Most Americans spend more time planning their vacation than their retirement, and this is the most probable reason behind the growing number of bankruptcies among seniors. Fewer than half of the American population has determined how much they need for their retirement. Effective retirement planning requires the following:
- Rein in your credit usage: While using credit may not seem to be a way of saving for retirement, it may restrain your chances to save enough money for your post-retired life. Improper use of credit cards usually limits a person’s ability to save, and this results in a higher cost of living than what is expected for a person with good-enough credit rating.
- Stop spending your dollars and stick to the plan: Saving is a rewarding habit, and if you’re already saving money, whether for retirement or for any other goal, keep going! If you aren’t, this is the time to get started. Start with a small amount and try increasing the amount as you get closer to your retirement age. The sooner you start saving money, the more time your money will have to appreciate in value.
- Determine your retirement needs: Retirement is expensive. Experts are of the opinion that an individual needs at least 70% of his pre-retirement income after retirement, and the low income earners need 90% of their income to maintain their standard of living after they stop working. Take charge of your financial future so that you may secure your retirement years with effective planning.
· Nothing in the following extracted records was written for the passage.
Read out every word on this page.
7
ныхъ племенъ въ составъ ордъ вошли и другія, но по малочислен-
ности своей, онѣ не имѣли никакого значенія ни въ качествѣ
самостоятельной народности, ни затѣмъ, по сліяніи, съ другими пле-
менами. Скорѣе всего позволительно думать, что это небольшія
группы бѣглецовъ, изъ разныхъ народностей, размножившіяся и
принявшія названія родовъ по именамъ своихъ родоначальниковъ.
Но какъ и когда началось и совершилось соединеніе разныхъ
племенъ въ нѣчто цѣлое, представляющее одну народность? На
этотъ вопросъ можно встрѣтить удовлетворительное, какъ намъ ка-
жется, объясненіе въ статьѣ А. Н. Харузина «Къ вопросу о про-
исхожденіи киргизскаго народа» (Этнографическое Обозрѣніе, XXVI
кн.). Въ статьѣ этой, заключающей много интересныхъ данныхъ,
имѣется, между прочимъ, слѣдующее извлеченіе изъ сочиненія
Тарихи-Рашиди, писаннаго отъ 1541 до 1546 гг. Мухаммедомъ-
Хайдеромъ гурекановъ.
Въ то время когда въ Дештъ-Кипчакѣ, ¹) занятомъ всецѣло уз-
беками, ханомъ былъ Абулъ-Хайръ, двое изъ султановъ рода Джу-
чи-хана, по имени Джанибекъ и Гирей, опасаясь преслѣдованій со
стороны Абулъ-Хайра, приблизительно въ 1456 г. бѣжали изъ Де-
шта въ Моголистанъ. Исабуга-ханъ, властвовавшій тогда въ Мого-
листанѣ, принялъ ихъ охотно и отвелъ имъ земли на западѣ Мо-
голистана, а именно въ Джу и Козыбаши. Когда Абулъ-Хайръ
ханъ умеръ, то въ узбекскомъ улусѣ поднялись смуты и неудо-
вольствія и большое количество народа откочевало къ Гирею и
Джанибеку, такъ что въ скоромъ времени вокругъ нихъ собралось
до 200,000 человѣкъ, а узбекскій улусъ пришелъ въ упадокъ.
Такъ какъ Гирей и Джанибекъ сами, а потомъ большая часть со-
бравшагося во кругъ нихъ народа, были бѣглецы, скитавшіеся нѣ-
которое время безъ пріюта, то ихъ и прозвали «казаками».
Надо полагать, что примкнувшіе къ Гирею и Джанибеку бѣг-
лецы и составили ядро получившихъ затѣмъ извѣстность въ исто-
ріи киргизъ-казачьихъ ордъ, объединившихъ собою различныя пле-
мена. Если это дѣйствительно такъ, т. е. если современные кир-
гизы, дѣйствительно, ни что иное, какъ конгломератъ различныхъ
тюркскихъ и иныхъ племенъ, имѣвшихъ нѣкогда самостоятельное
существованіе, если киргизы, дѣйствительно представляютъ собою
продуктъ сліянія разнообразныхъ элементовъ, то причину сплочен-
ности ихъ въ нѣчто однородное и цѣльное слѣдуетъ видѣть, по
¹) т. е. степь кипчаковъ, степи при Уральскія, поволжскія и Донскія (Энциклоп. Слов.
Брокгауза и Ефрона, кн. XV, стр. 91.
- Plan to relocate after retirement: Though your present home may seem to be emotionally and sentimentally dearer to you, you should consider whether or not it is the right place for you post-retirement. Almost 50% of the baby boomers plan to relocate after they retire in order to cut costs. Apart from a lower mortgage amount, relocating can also offer you some financial benefits. Move to an area with lower energy costs, a lower cost of living and with a better tax environment.
- Lead a life within your means: Now that you’ll be living on a fixed income, you have to maintain a life that is within your means. Stop succumbing to the temptation of getting the thing that you set your eyes on. Try and fulfill all your wishes while you’re already earning so that you can lead a debt free retired life. Borrowing money to repay debt is not a strategy to adopt when you’re not working as this is nothing but a “fighting-fire-with-fire” approach towards debt reduction.
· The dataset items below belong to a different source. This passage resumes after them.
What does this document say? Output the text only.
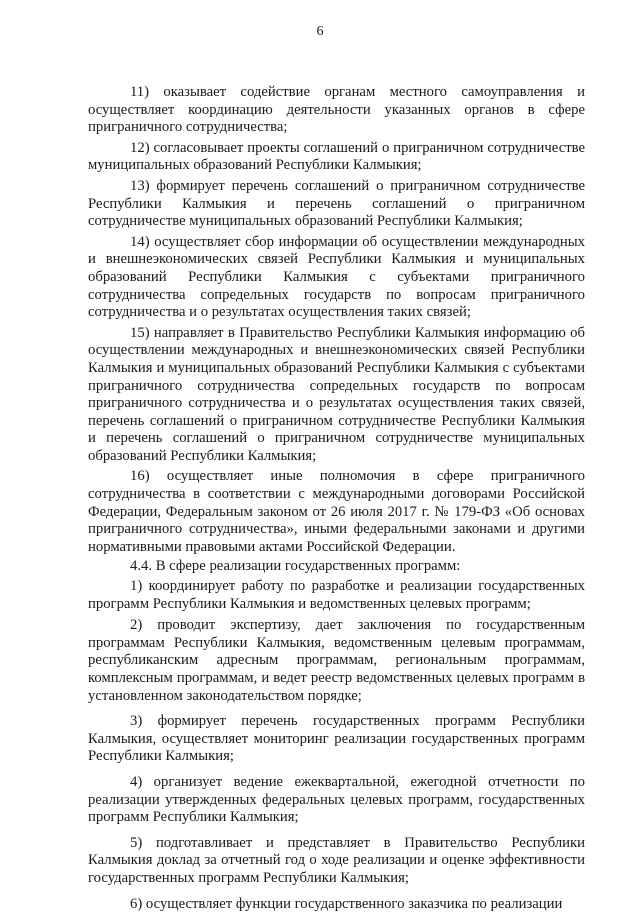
6

11) оказывает содействие органам местного самоуправления и осуществляет координацию деятельности указанных органов в сфере приграничного сотрудничества;

12) согласовывает проекты соглашений о приграничном сотрудничестве муниципальных образований Республики Калмыкия;

13) формирует перечень соглашений о приграничном сотрудничестве Республики Калмыкия и перечень соглашений о приграничном сотрудничестве муниципальных образований Республики Калмыкия;

14) осуществляет сбор информации об осуществлении международных и внешнеэкономических связей Республики Калмыкия и муниципальных образований Республики Калмыкия с субъектами приграничного сотрудничества сопредельных государств по вопросам приграничного сотрудничества и о результатах осуществления таких связей;

15) направляет в Правительство Республики Калмыкия информацию об осуществлении международных и внешнеэкономических связей Республики Калмыкия и муниципальных образований Республики Калмыкия с субъектами приграничного сотрудничества сопредельных государств по вопросам приграничного сотрудничества и о результатах осуществления таких связей, перечень соглашений о приграничном сотрудничестве Республики Калмыкия и перечень соглашений о приграничном сотрудничестве муниципальных образований Республики Калмыкия;

16) осуществляет иные полномочия в сфере приграничного сотрудничества в соответствии с международными договорами Российской Федерации, Федеральным законом от 26 июля 2017 г. № 179-ФЗ «Об основах приграничного сотрудничества», иными федеральными законами и другими нормативными правовыми актами Российской Федерации.

4.4. В сфере реализации государственных программ:

1) координирует работу по разработке и реализации государственных программ Республики Калмыкия и ведомственных целевых программ;

2) проводит экспертизу, дает заключения по государственным программам Республики Калмыкия, ведомственным целевым программам, республиканским адресным программам, региональным программам, комплексным программам, и ведет реестр ведомственных целевых программ в установленном законодательством порядке;

3) формирует перечень государственных программ Республики Калмыкия, осуществляет мониторинг реализации государственных программ Республики Калмыкия;

4) организует ведение ежеквартальной, ежегодной отчетности по реализации утвержденных федеральных целевых программ, государственных программ Республики Калмыкия;

5) подготавливает и представляет в Правительство Республики Калмыкия доклад за отчетный год о ходе реализации и оценке эффективности государственных программ Республики Калмыкия;

6) осуществляет функции государственного заказчика по реализации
- Don’t withdraw money from your savings account: If you’re into the habit of using your retirement fund as a piggy bank, you’re probably making a huge blunder that can cost you dearly in the long run. Save money in your retirement fund and use it only when you reach the retirement age to reap the benefits of the tax-breaks.When you retire years from now, it’s not going to be like your parent’s retirement in which you’re rewarded with a gold watch and a guaranteed pension. Times have changed and retiring in the present financial times is more of a mystery.
Nevertheless, adopting some smart financial moves towards retirement planning can at least take out the mystery from this entire phenomenon. Trick yourself into doing what you should do and avoid leading a debt-stressed life post-retirement.
This easy to use, common sense approach to saving for the future focuses on having you treat your weekly or monthly savings goals as a “bill” that you must pay, preferably first, (into savings or a retirement plan) along with your other bills. The best way to do this is to set up automatic salary deferrals or transfers from your checking account into an IRA or other savings or investment program you establish, allowing you to systematically save for the future.